The availability, range, cost and quality of food in Western societies
have never been more favourable, yet food is also the focus of a great
deal of anxiety. There are concerns that our current diets will mean we
will get steadily fatter and more unhealthy while consuming 'junk food',
with consequences for our quality of life, our children's behaviour and
even the environment. This book challenges these ideas and places the
food debate in a wider context. As the political imagination and the
scope of social policy have narrowed, the focus on the personal and
corporeal has filled this gap, creating an inward, individualised
perspective that breeds a personal sense of vulnerability and distracts
from issues of broader social importance.
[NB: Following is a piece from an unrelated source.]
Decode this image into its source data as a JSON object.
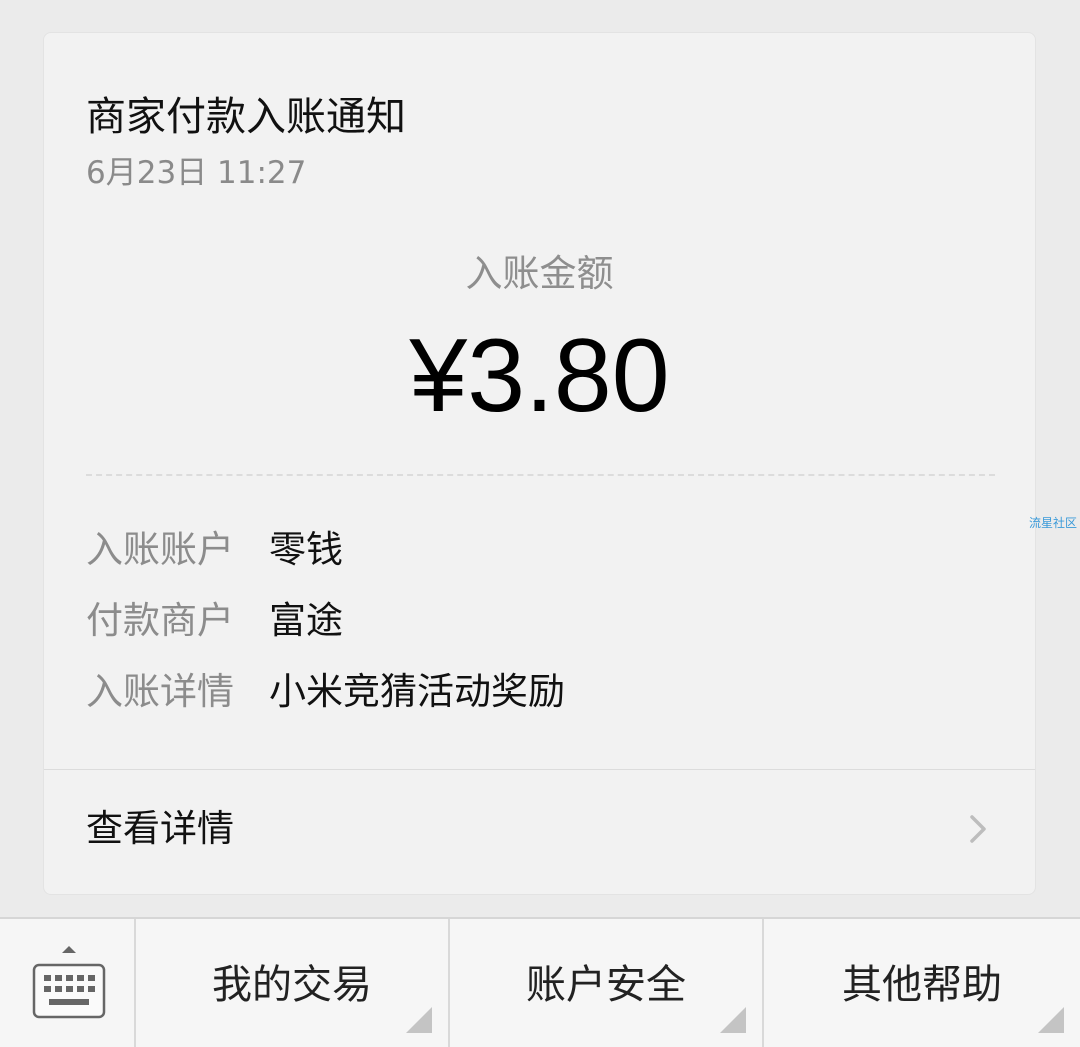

The book also examines the
current use of 'food as metaphor' - the way that 'bad food' and obesity,
for example, have become code words for an elite disdain for the masses,
implicitly promoting the idea that the consequences of poverty are the
fault of the poor, and that a solution to the problems of social
inequality lies in the consumption of five fruit and veg a day. The
author also discusses how health fears around food are used as a lever
for greater official control of our everyday lives, from lunchbox
inspections and school food crusades, to endless media health advice and
scientifically-dubious 'healthy labelling' initiatives. The upshot of
these connected trends is misplaced anxiety and wasted effort fixing
what, for the most part, does not need to be fixed. Our modern food
system allows us to be healthier than ever before, while transforming
food from fuel into a source of entertainment, pleasure and choice. Rob
Lyons is Deputy Editor of Spiked Online.